Courses in African-American Studies

LOWER-DIVISION

10 Gospel Choir (2). Learning about and performing American spirituals and gospel songs. Approach is one of cultural scholarship rather than "musically straight." Performances are given throughout the year. May be repeated for credit. Same as Music 7.

40A, B, C African American Studies I, II, III (4, 4, 4). Introduction to the main contours of the African-American experience, from the importation of Africans into the Americas to the present. 40A: Focus on the unique expressions of African-American society and culture. Same as History 15B. 40B: Development, characteristics, and significant ideas of "race" in America, from colonial times into the twentieth century. 40C: African-American culture and identity. (IV, VII-A)

UPPER-DIVISION

110 Historical, Political, and Social Formations (4). Topics which promote critical investigation into the historical, political, and social formations associated with the African diaspora. May be repeated for credit as topics vary.

111A African-American Art: 1650-1900 (4). In Anglo-America, an African visual heritage tied to "pagan" beliefs collided with an iconclastic Protestant culture. Against the odds, African-American architecture, crafts, decorative arts, painting, sculpture, and photography emerged.

111B African-American Art: 1900-Present (4). From the "New Negro" to black cybernauts, the twentieth century has seen an explosion of African-American visual culture. What artistic and social forces produced a Kara Walker or a Jean Michel Basquiat? Is their art ethnically distinct? Aesthetically valid?

130 Special Topics in Discourses (4). Inscripted systems of ideology, knowledge, and value in literature, philosophy, and science. May be repeated for credit as topics vary.

131 Race and Visual Representations (4). Why is it good to be "color blind" about race? How do race and vision intersect in our increasingly visual culture? These are some of the questions to be explored via theories of representation and histories of art, fashion, film, and photography.

140 New World Slave Societies and Their Legacies (4). Provides a comparative examination of New World slave societies in the Americas--Mexico, Brazil, Barbados, South Carolina, Jamaica, Haiti, Cuba, and others. Emergence of racial slavery; resistance to European domination; interpenetration of European, African, and Amerindian cultures; legacies of racial slavery.

141 The Black Protest Tradition (4). History and discourses of the black protest tradition. Traces the emergence of black protest against racial slavery and white supremacy from the early colonial period to the present and the complex elaboration of identity politics within black communities in the twentieth century. Prerequisites: satisfactory completion of the lower-division writing requirement; upper-division standing.

150 Special Topics in African-American Studies (4). Designed to provide students with an opportunity to do advanced work in African-American studies. May be repeated for credit as topics vary.

160 Special Topics in Expressive Forms (4). Expressions of ideology, knowledge, and value in media (e.g., dance, film, music, and others). May be repeated for credit as topics vary.
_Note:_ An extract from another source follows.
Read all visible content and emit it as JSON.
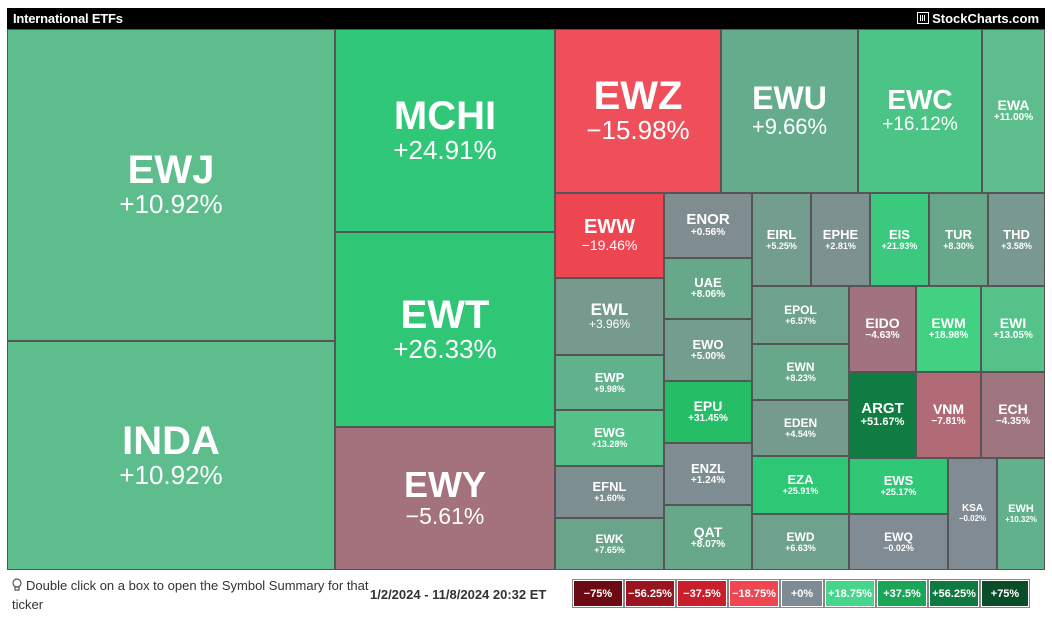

170 Special Topics in Genders and Sexualities (4). Expressions of genders and sexualities across the spectrum of African-American experience and creativity. May be repeated for credit as topics vary.

198 Directed Group Study (1 to 4). Special topics through directed reading. Paper required. Prerequisite: consent of instructor. May taken for credit for a total of 24 units.

199 Independent Study (1 to 4). Investigation of special topics through directed reading. Paper required. Prerequisite: consent of instructor. May be repeated for credit as topics vary.